All Hail Mailer! A Belated Eulogy for a Fellow Jeffersonian
In Minding the Campus, Eric Clifford Graf counts Mailer as “best of the American Left.” While Mailer himself might take issue with this categorization, Graf’s point is well taken in this lengthy homage to Mailer’s career. Graf writes:
Whatever Mailer says, and whatever is said about Mailer, he’s a writer who exhibits himself like few then or since. He’s a model of sincerity, as well as of some weird, professional passion. He wears his writing on his shoes. Stuff sticks to it; maybe that’s why it’s always screaming for reform. If not precise, his novels are at least tangible, sensibly true. That makes him utterly American, neither Covey nor Dimmesdale.
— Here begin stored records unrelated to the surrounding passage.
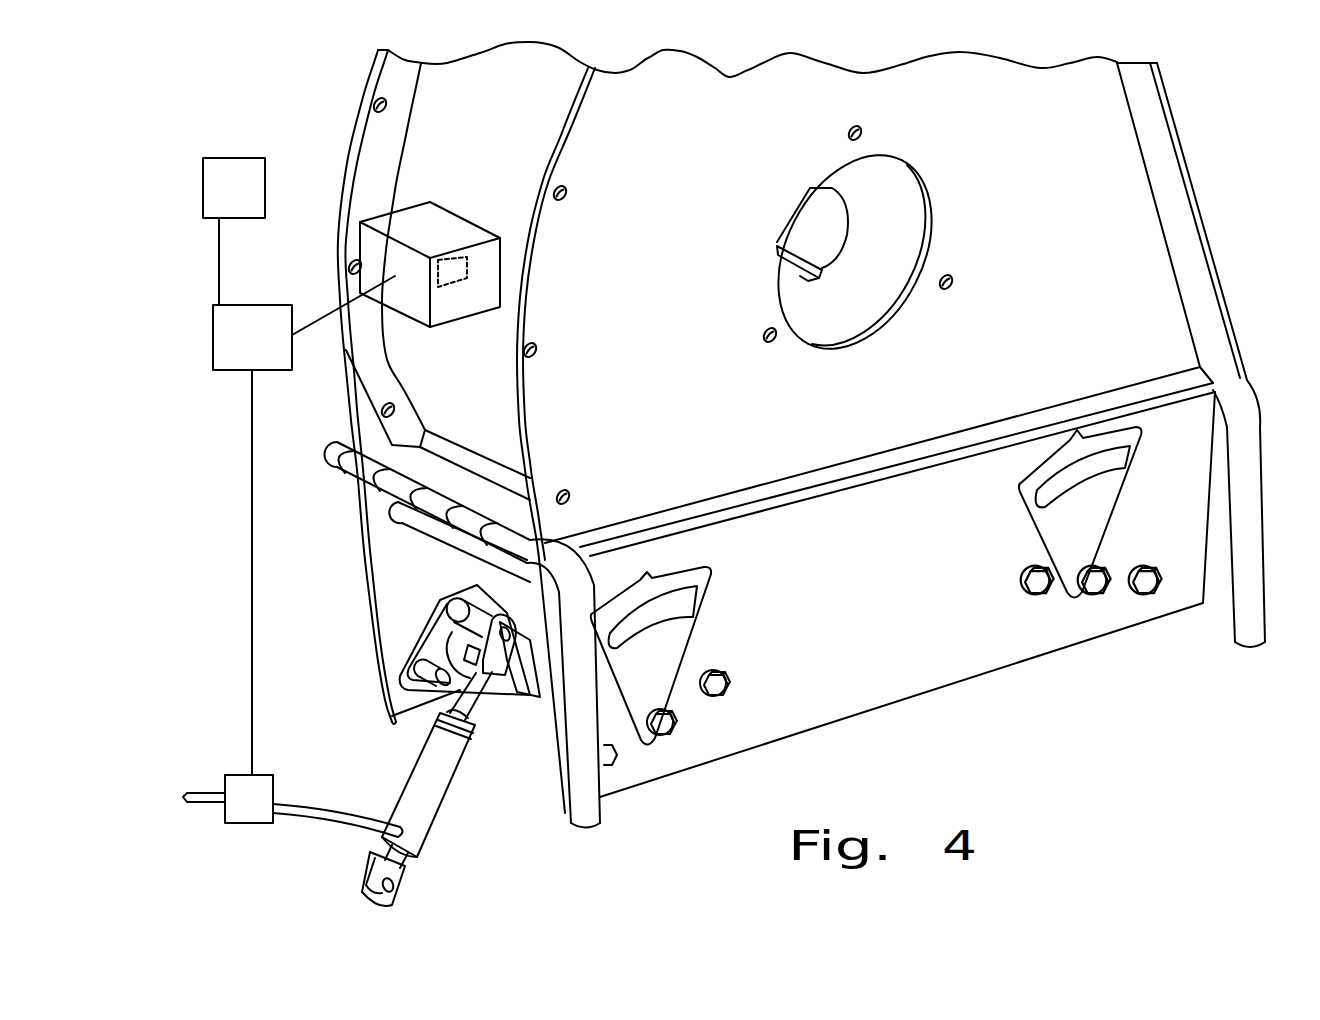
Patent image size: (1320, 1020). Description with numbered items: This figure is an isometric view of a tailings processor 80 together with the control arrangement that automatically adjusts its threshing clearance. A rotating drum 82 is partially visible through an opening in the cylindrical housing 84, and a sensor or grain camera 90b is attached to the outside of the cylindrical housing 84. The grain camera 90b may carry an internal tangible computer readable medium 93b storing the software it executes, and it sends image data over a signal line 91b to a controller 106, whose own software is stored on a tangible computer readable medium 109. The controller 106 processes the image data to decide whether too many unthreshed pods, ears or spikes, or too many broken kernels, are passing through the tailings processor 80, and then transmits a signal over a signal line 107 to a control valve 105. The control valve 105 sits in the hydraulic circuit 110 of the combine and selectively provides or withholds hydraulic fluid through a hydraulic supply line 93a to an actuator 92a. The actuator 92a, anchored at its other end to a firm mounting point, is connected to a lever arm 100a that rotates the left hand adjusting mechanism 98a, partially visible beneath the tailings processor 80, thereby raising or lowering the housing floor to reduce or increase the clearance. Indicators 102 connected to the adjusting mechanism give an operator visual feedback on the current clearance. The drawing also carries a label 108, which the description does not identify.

The tailings processor 80 is at (730, 212).
The rotating drum 82 is at (900, 213).
The cylindrical housing 84 is at (455, 112).
The sensor or grain camera 90b is at (437, 230).
The signal line 91b is at (318, 319).
The internal tangible computer readable medium 93b is at (467, 280).
The controller 106 is at (248, 360).
The tangible computer readable medium 109 is at (255, 168).
The signal line 107 is at (252, 592).
The control valve 105 is at (243, 797).
The hydraulic circuit 110 is at (195, 802).
The hydraulic supply line 93a is at (340, 818).
The actuator assembly 108 is at (392, 736).
The actuator 92a is at (428, 802).
The left hand adjusting mechanism 98a is at (532, 697).
The lever arm 100a is at (457, 610).
The indicator 102 is at (690, 625).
His arrogance, his jocularity, so irritating in relation to so much serious subject matter, are just the opportunity costs of his sincerity. Thus, it’s hard to imagine Mailer speaking to a foreigner. He’s too gregarious, too happy to be hostile; he’d be handicapped in that arena. For that reason, I imagine he’d still attempt it. Egotistical sincerity is the only salve for History’s carbuncles. Tocquevillian, but also quixotic. A pure pirate. Argentine economist and philosopher Walter Castro once told me that he thought liberals live broken dreams. Reading Mailer will show you what he meant.